En rouge, les exubérances de la bourse chinoise depuis juin 2006 jusqu’au 8 juillet 2015. En vert la bourse de Hong-Kong, en noir l’indice S&P au cours de la même période.

Il faut revenir sur les récentes secousses de la bourse. Elles en disent long sur le fonctionnement du système financier chinois et les imbrications des affaires et de la politique. Mais contrairement à ce qu’affirment nombre d’analyses pessimistes, la crise qui n’est pas complètement éteinte, exprime une prise de conscience du secteur productif marquant une rupture salutaire par rapport aux vieilles habitudes d’argent facile où l’État venait systématiquement au secours des chiffres et des mauvaises performances, au besoin en les maquillant et toujours en rachetant ou en rééchelonnant les dettes contractées par les sociétés.
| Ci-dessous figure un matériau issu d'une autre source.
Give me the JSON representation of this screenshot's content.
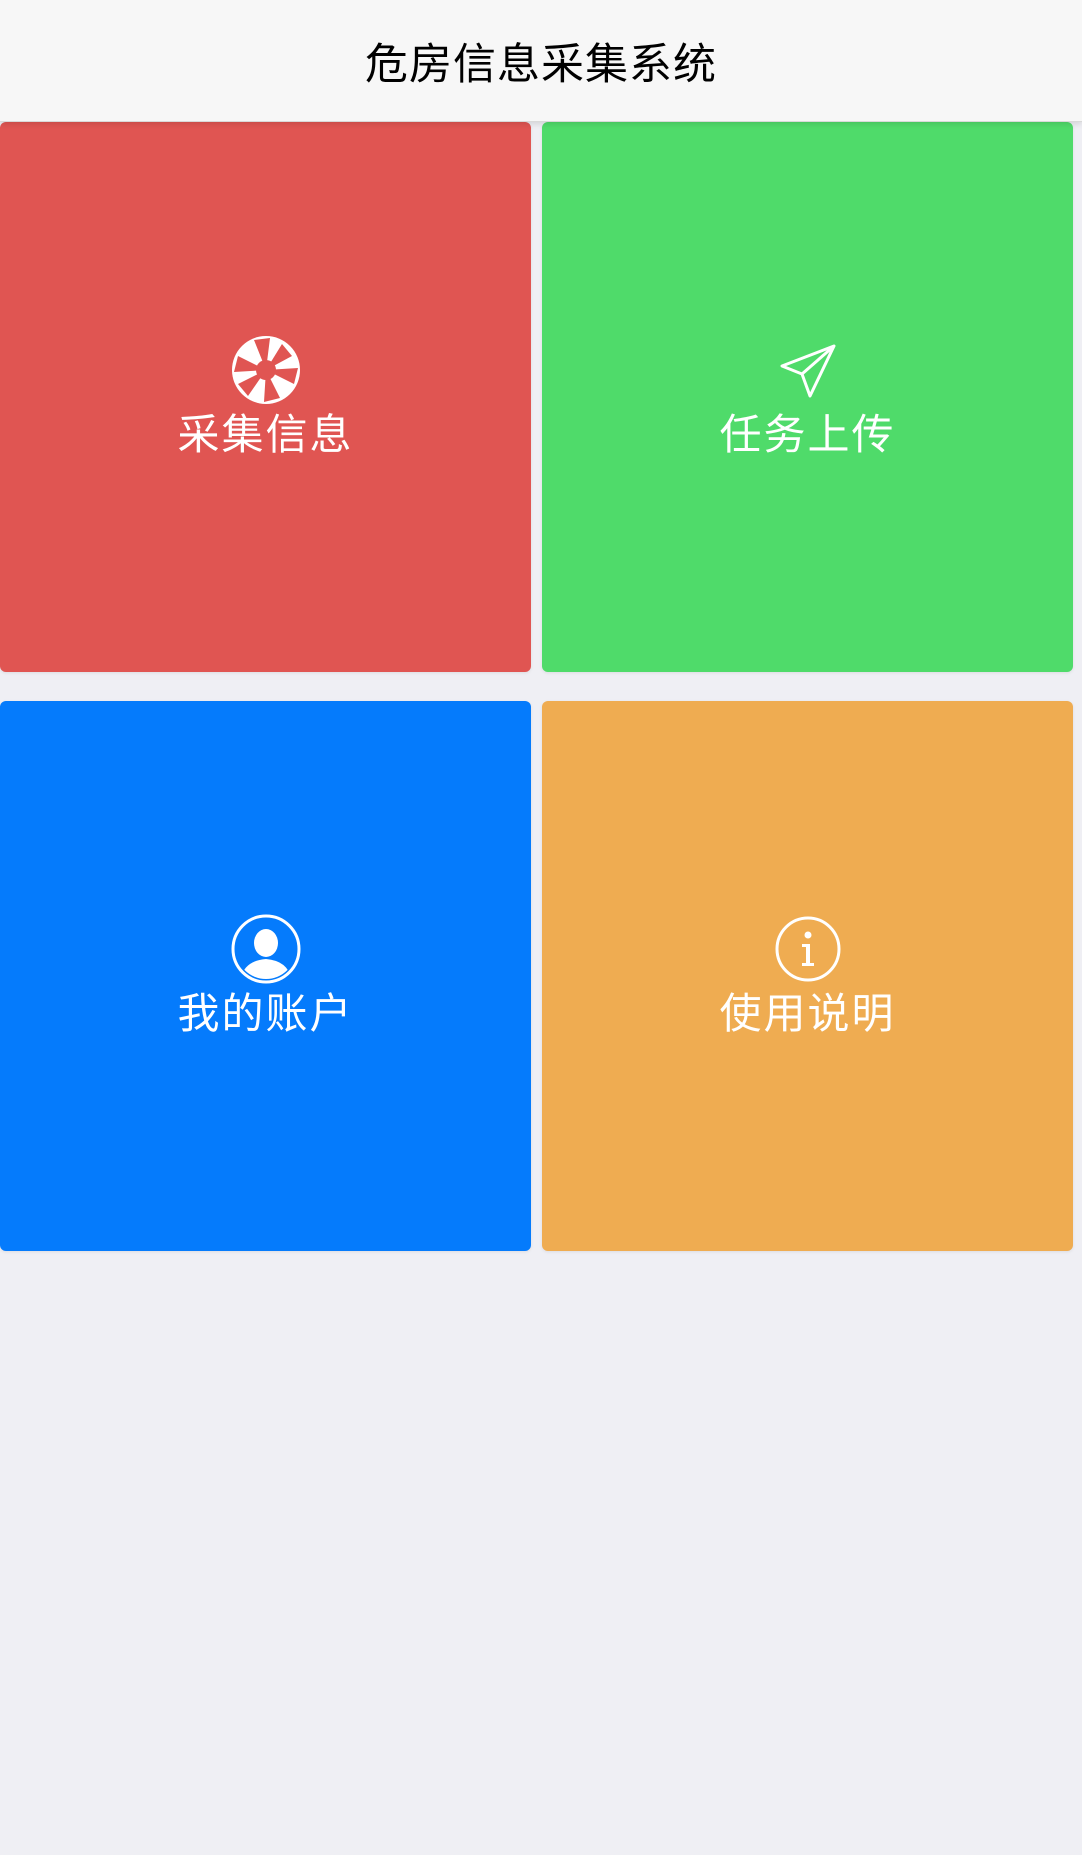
{
  "header": {
    "title": "危房信息采集系统"
  },
  "tiles": [
    {
      "id": "collect",
      "label": "采集信息",
      "icon": "aperture-icon",
      "color": "#e05552"
    },
    {
      "id": "upload",
      "label": "任务上传",
      "icon": "paper-plane-icon",
      "color": "#4fdb6a"
    },
    {
      "id": "account",
      "label": "我的账户",
      "icon": "user-circle-icon",
      "color": "#057bfc"
    },
    {
      "id": "help",
      "label": "使用说明",
      "icon": "info-circle-icon",
      "color": "#efac51"
    }
  ]
}
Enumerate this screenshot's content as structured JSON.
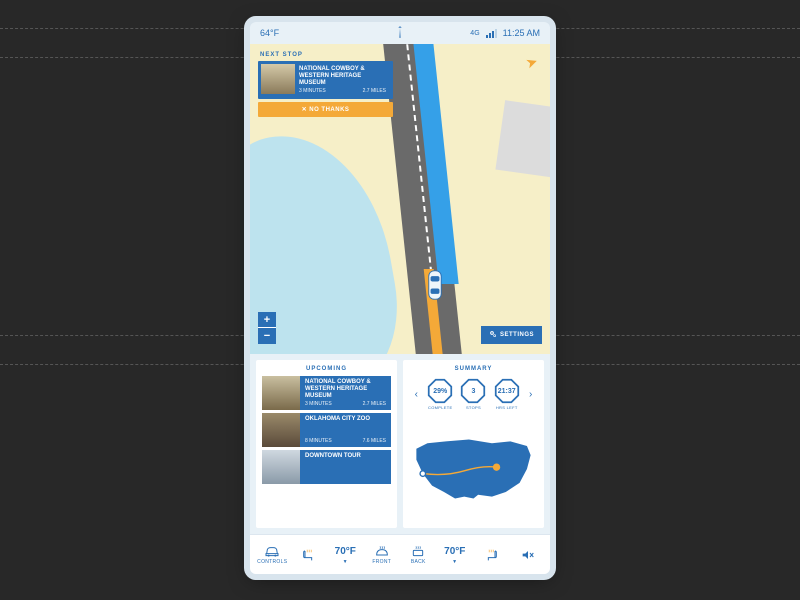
{
  "status": {
    "temperature": "64°F",
    "network": "4G",
    "time": "11:25 AM"
  },
  "next_stop": {
    "label": "NEXT STOP",
    "title": "NATIONAL COWBOY & WESTERN HERITAGE MUSEUM",
    "time": "3 MINUTES",
    "distance": "2.7 MILES",
    "dismiss_label": "NO THANKS"
  },
  "map": {
    "zoom_in": "+",
    "zoom_out": "−",
    "settings_label": "SETTINGS"
  },
  "upcoming": {
    "title": "UPCOMING",
    "items": [
      {
        "title": "NATIONAL COWBOY & WESTERN HERITAGE MUSEUM",
        "time": "3 MINUTES",
        "distance": "2.7 MILES"
      },
      {
        "title": "OKLAHOMA CITY ZOO",
        "time": "8 MINUTES",
        "distance": "7.6 MILES"
      },
      {
        "title": "DOWNTOWN TOUR",
        "time": "",
        "distance": ""
      }
    ]
  },
  "summary": {
    "title": "SUMMARY",
    "stats": [
      {
        "value": "29%",
        "label": "COMPLETE"
      },
      {
        "value": "3",
        "label": "STOPS"
      },
      {
        "value": "21:37",
        "label": "HRS LEFT"
      }
    ]
  },
  "controls": {
    "items": [
      {
        "label": "CONTROLS",
        "icon": "car-icon"
      },
      {
        "label": "",
        "icon": "seat-heat-left-icon"
      },
      {
        "label": "70°F",
        "icon": "temp-left-icon"
      },
      {
        "label": "FRONT",
        "icon": "defrost-front-icon"
      },
      {
        "label": "BACK",
        "icon": "defrost-rear-icon"
      },
      {
        "label": "70°F",
        "icon": "temp-right-icon"
      },
      {
        "label": "",
        "icon": "seat-heat-right-icon"
      },
      {
        "label": "",
        "icon": "volume-mute-icon"
      }
    ]
  },
  "colors": {
    "primary": "#2a6fb5",
    "accent": "#f4a938",
    "route": "#35a0e8"
  }
}
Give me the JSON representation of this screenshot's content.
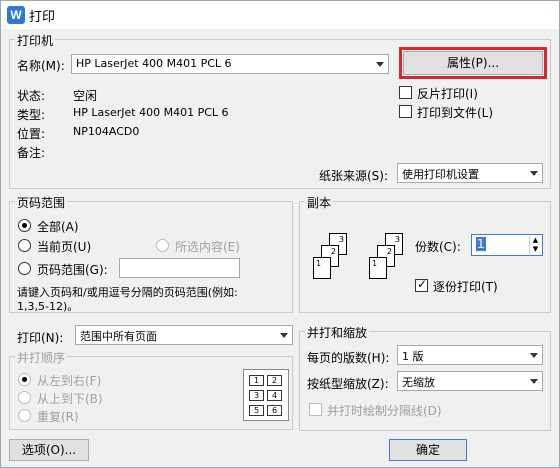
{
  "window": {
    "title": "打印"
  },
  "printer": {
    "group_title": "打印机",
    "name_label": "名称(M):",
    "name_value": "HP LaserJet 400 M401 PCL 6",
    "properties_button": "属性(P)...",
    "status_label": "状态:",
    "status_value": "空闲",
    "type_label": "类型:",
    "type_value": "HP LaserJet 400 M401 PCL 6",
    "location_label": "位置:",
    "location_value": "NP104ACD0",
    "comment_label": "备注:",
    "reverse_print_label": "反片打印(I)",
    "print_to_file_label": "打印到文件(L)",
    "paper_source_label": "纸张来源(S):",
    "paper_source_value": "使用打印机设置"
  },
  "page_range": {
    "group_title": "页码范围",
    "all_label": "全部(A)",
    "current_page_label": "当前页(U)",
    "selection_label": "所选内容(E)",
    "pages_label": "页码范围(G):",
    "pages_value": "",
    "hint": "请键入页码和/或用逗号分隔的页码范围(例如:",
    "hint_example": "1,3,5-12)。"
  },
  "print_what": {
    "label": "打印(N):",
    "value": "范围中所有页面"
  },
  "collate_order": {
    "group_title": "并打顺序",
    "left_to_right": "从左到右(F)",
    "top_to_bottom": "从上到下(B)",
    "repeat": "重复(R)",
    "preview_numbers": [
      "1",
      "2",
      "3",
      "4",
      "5",
      "6"
    ]
  },
  "copies": {
    "group_title": "副本",
    "count_label": "份数(C):",
    "count_value": "1",
    "collate_label": "逐份打印(T)",
    "page_numbers": [
      "1",
      "2",
      "3"
    ]
  },
  "zoom": {
    "group_title": "并打和缩放",
    "pages_per_sheet_label": "每页的版数(H):",
    "pages_per_sheet_value": "1 版",
    "scale_label": "按纸型缩放(Z):",
    "scale_value": "无缩放",
    "draw_lines_label": "并打时绘制分隔线(D)"
  },
  "footer": {
    "options_button": "选项(O)...",
    "ok_button": "确定"
  },
  "colors": {
    "highlight": "#d9272e",
    "titlebar_icon": "#2b78d8"
  }
}
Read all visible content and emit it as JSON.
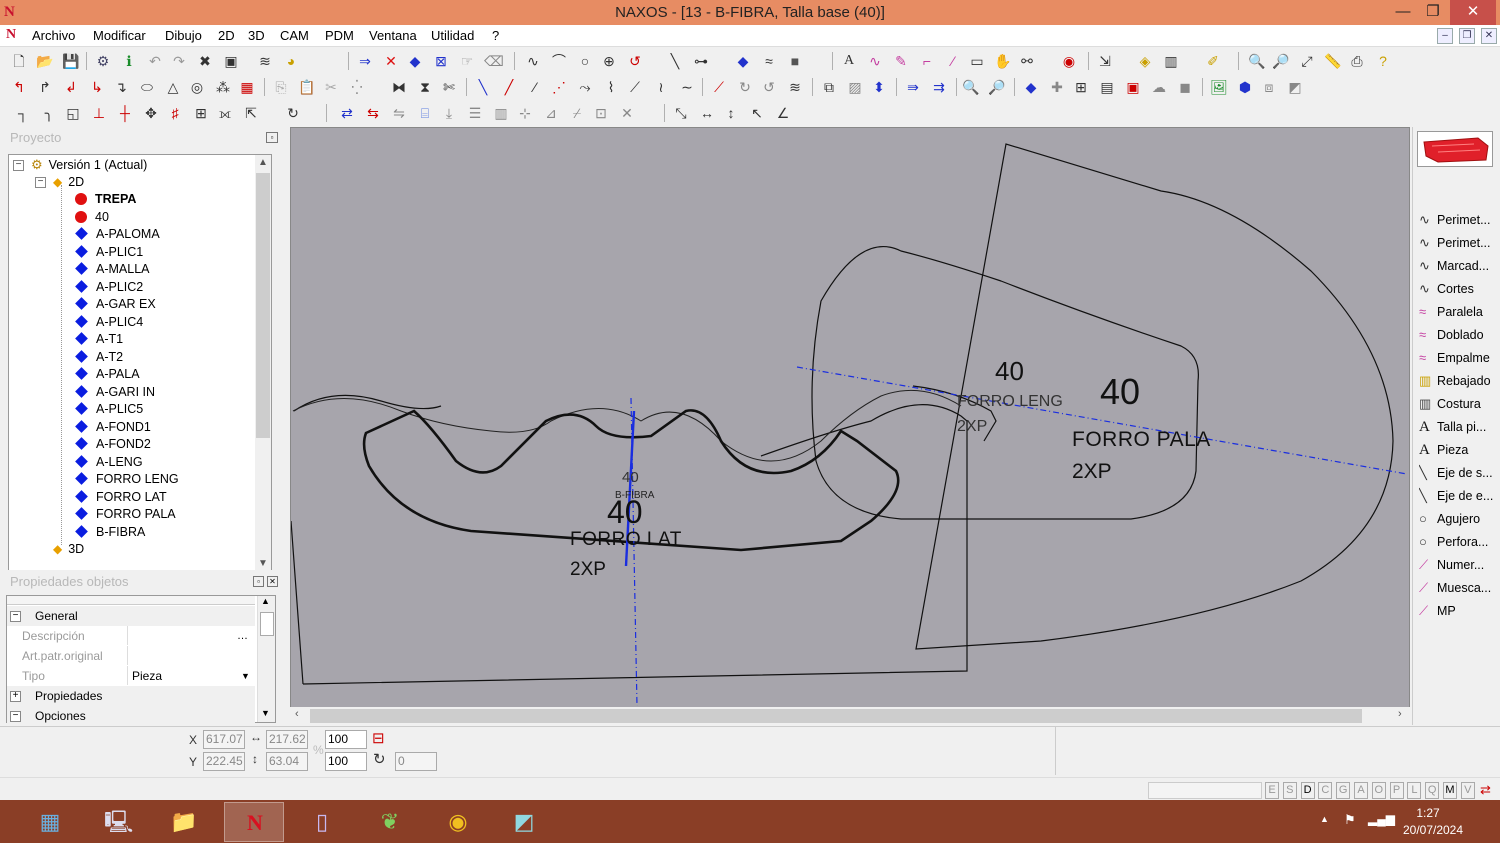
{
  "window": {
    "title": "NAXOS - [13 - B-FIBRA, Talla base (40)]",
    "minimize": "—",
    "restore": "❐",
    "close": "✕"
  },
  "menu": {
    "items": [
      "Archivo",
      "Modificar",
      "Dibujo",
      "2D",
      "3D",
      "CAM",
      "PDM",
      "Ventana",
      "Utilidad",
      "?"
    ]
  },
  "project": {
    "header": "Proyecto",
    "tree": [
      {
        "label": "Versión 1 (Actual)",
        "type": "version"
      },
      {
        "label": "2D",
        "type": "folder"
      },
      {
        "label": "TREPA",
        "type": "red",
        "bold": true
      },
      {
        "label": "40",
        "type": "red"
      },
      {
        "label": "A-PALOMA",
        "type": "piece"
      },
      {
        "label": "A-PLIC1",
        "type": "piece"
      },
      {
        "label": "A-MALLA",
        "type": "piece"
      },
      {
        "label": "A-PLIC2",
        "type": "piece"
      },
      {
        "label": "A-GAR EX",
        "type": "piece"
      },
      {
        "label": "A-PLIC4",
        "type": "piece"
      },
      {
        "label": "A-T1",
        "type": "piece"
      },
      {
        "label": "A-T2",
        "type": "piece"
      },
      {
        "label": "A-PALA",
        "type": "piece"
      },
      {
        "label": "A-GARI IN",
        "type": "piece"
      },
      {
        "label": "A-PLIC5",
        "type": "piece"
      },
      {
        "label": "A-FOND1",
        "type": "piece"
      },
      {
        "label": "A-FOND2",
        "type": "piece"
      },
      {
        "label": "A-LENG",
        "type": "piece"
      },
      {
        "label": "FORRO LENG",
        "type": "piece"
      },
      {
        "label": "FORRO LAT",
        "type": "piece"
      },
      {
        "label": "FORRO PALA",
        "type": "piece"
      },
      {
        "label": "B-FIBRA",
        "type": "piece"
      },
      {
        "label": "3D",
        "type": "folder"
      }
    ]
  },
  "properties": {
    "header": "Propiedades objetos",
    "sections": {
      "general": "General",
      "propiedades": "Propiedades",
      "opciones": "Opciones"
    },
    "rows": {
      "descripcion": {
        "label": "Descripción",
        "value": ""
      },
      "art_patr": {
        "label": "Art.patr.original",
        "value": ""
      },
      "tipo": {
        "label": "Tipo",
        "value": "Pieza"
      }
    }
  },
  "canvas": {
    "labels": {
      "forro_lat_size": "40",
      "forro_lat_name": "FORRO LAT",
      "forro_lat_qty": "2XP",
      "bfibra_size": "40",
      "bfibra_name": "B-FIBRA",
      "forro_leng_size": "40",
      "forro_leng_name": "FORRO LENG",
      "forro_leng_qty": "2XP",
      "forro_pala_size": "40",
      "forro_pala_name": "FORRO PALA",
      "forro_pala_qty": "2XP"
    },
    "colors": {
      "background": "#a7a5ac",
      "outline": "#111111",
      "axis": "#1a2ee0"
    }
  },
  "palette": {
    "items": [
      {
        "label": "Perimet...",
        "icon": "curve-icon"
      },
      {
        "label": "Perimet...",
        "icon": "curve-icon"
      },
      {
        "label": "Marcad...",
        "icon": "curve-icon"
      },
      {
        "label": "Cortes",
        "icon": "curve-icon"
      },
      {
        "label": "Paralela",
        "icon": "parallel-icon"
      },
      {
        "label": "Doblado",
        "icon": "fold-icon"
      },
      {
        "label": "Empalme",
        "icon": "join-icon"
      },
      {
        "label": "Rebajado",
        "icon": "skive-icon"
      },
      {
        "label": "Costura",
        "icon": "seam-icon"
      },
      {
        "label": "Talla pi...",
        "icon": "text-icon"
      },
      {
        "label": "Pieza",
        "icon": "text-icon"
      },
      {
        "label": "Eje de s...",
        "icon": "axis-icon"
      },
      {
        "label": "Eje de e...",
        "icon": "axis-icon"
      },
      {
        "label": "Agujero",
        "icon": "circle-icon"
      },
      {
        "label": "Perfora...",
        "icon": "circle-icon"
      },
      {
        "label": "Numer...",
        "icon": "pen-icon"
      },
      {
        "label": "Muesca...",
        "icon": "pen-icon"
      },
      {
        "label": "MP",
        "icon": "pen-icon"
      }
    ]
  },
  "status": {
    "x_label": "X",
    "y_label": "Y",
    "x": "617.07",
    "y": "222.45",
    "w": "217.62",
    "h": "63.04",
    "scale_x": "100",
    "scale_y": "100",
    "percent": "%",
    "rotation": "0",
    "modes": [
      "E",
      "S",
      "D",
      "C",
      "G",
      "A",
      "O",
      "P",
      "L",
      "Q",
      "M",
      "V"
    ]
  },
  "taskbar": {
    "time": "1:27",
    "date": "20/07/2024"
  }
}
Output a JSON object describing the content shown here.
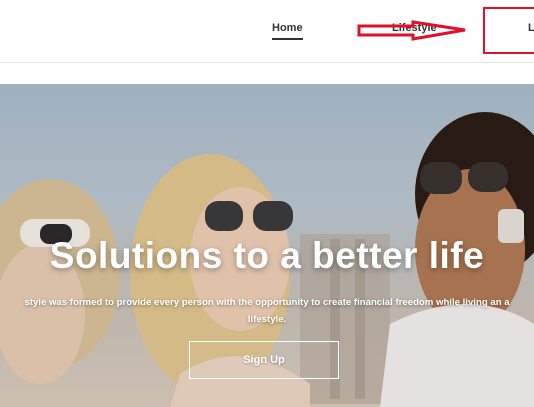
{
  "nav": {
    "items": [
      {
        "label": "Home",
        "active": true
      },
      {
        "label": "Lifestyle",
        "active": false
      },
      {
        "label": "L",
        "active": false
      }
    ]
  },
  "hero": {
    "title": "Solutions to a better life",
    "subtitle_line1": "style was formed to provide every person with the opportunity to create financial freedom while living an a",
    "subtitle_line2": "lifestyle.",
    "button_label": "Sign Up"
  },
  "colors": {
    "annotation": "#e0102a",
    "nav_text": "#333333",
    "hero_text": "#ffffff"
  }
}
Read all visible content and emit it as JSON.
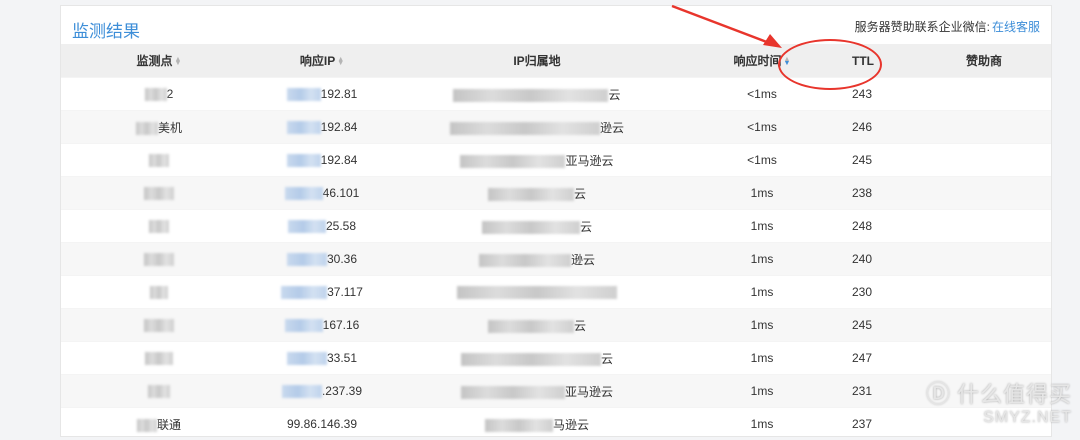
{
  "panel": {
    "title": "监测结果",
    "sponsor_text": "服务器赞助联系企业微信:",
    "sponsor_link": "在线客服"
  },
  "table": {
    "headers": [
      "监测点",
      "响应IP",
      "IP归属地",
      "响应时间",
      "TTL",
      "赞助商"
    ],
    "rows": [
      {
        "point": "2",
        "ip": "192.81",
        "location": "云",
        "time": "<1ms",
        "ttl": "243",
        "sponsor": ""
      },
      {
        "point": "美机",
        "ip": "192.84",
        "location": "逊云",
        "time": "<1ms",
        "ttl": "246",
        "sponsor": ""
      },
      {
        "point": "",
        "ip": "192.84",
        "location": "亚马逊云",
        "time": "<1ms",
        "ttl": "245",
        "sponsor": ""
      },
      {
        "point": "",
        "ip": "46.101",
        "location": "云",
        "time": "1ms",
        "ttl": "238",
        "sponsor": ""
      },
      {
        "point": "",
        "ip": "25.58",
        "location": "云",
        "time": "1ms",
        "ttl": "248",
        "sponsor": ""
      },
      {
        "point": "",
        "ip": "30.36",
        "location": "逊云",
        "time": "1ms",
        "ttl": "240",
        "sponsor": ""
      },
      {
        "point": "",
        "ip": "37.117",
        "location": "",
        "time": "1ms",
        "ttl": "230",
        "sponsor": ""
      },
      {
        "point": "",
        "ip": "167.16",
        "location": "云",
        "time": "1ms",
        "ttl": "245",
        "sponsor": ""
      },
      {
        "point": "",
        "ip": "33.51",
        "location": "云",
        "time": "1ms",
        "ttl": "247",
        "sponsor": ""
      },
      {
        "point": "",
        "ip": ".237.39",
        "location": "亚马逊云",
        "time": "1ms",
        "ttl": "231",
        "sponsor": ""
      },
      {
        "point": "联通",
        "ip": "99.86.146.39",
        "location": "马逊云",
        "time": "1ms",
        "ttl": "237",
        "sponsor": ""
      }
    ]
  },
  "annotation_color": "#e8352c",
  "accent_color": "#3d8ed8",
  "watermark": {
    "text": "什么值得买",
    "sub": "SMYZ.NET",
    "icon": "smzdm-logo-icon"
  }
}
Les réflexes de défaisance des dettes toxiques existent toujours ; de même la fiabilité des chiffres continue d’être aléatoire, quand chaque trimestre le niveau du PIB et de sa croissance est publié très vite, sans jamais la moindre correction. Il n’empêche que l’environnement change. Les nouvelles technologies finissent par donner accès à des données concurrentes, tandis que les chefs d’entreprises alertés par les nouvelles intentions de rigueur comptable du pouvoir ont pris conscience de la fragilité des situations et des risques du crédit facile.

Leland Miller est le discret animateur du site « China Beige Book – Livre Beige Chinois », en référence au « Livre Beige » de la réserve fédérale américaine. Mais au lieu de publier les chiffres économiques officiels, « le China Beige Book » collationne toutes les données disponibles sur l’économie chinoise mises en ligne par des observateurs indépendants et notamment celles des banques centrales qui, mises bout à bout, offrent une vue plus exhaustive de l’économie chinoise.

L’évolution de ces perceptions et les perspectives optimistes et pessimistes qu’elles ouvrent sur l’état réel de l’économie chinoise et son avenir sont explicitées dans un livre paru en ligne concocté par John Mauldin et Worth Wray avec la contribution d’une vingtaine d’économistes de renom dont Nouriel Roubini, Docteur en économie, célèbre pour avoir prévu dans le détail la crise des « subprimes », Michael Pettis professeur d’économie à Beida, Leland Miller cité plus haut et de nombreux autres tous économistes et observateurs attentifs de la Chine, comme Wei Yao analyste à la Société Générale, souvent citées par Reuter et Les Échos.

Le nouveau « Grand Bond ».

Comme l’indique son titre explicite : « A Great Leap Forward ? : Making Sense of China’s Cooling Credit Boom, Technological Transformation, High Stakes. », « Un grand bond en avant ? : mises en perspectives du ralentissement du crédit, des transformations technologiques et des grands enjeux », le livre passe en revue les analyses bien argumentées souvent opposées qui donnent au lecteur une image exhaustive de la situation de l’économie chinoise, dont l’une des caractéristiques intéressantes est qu’elle s’appuie sur une méthode rigoureuse qui distingue clairement les faits des opinions.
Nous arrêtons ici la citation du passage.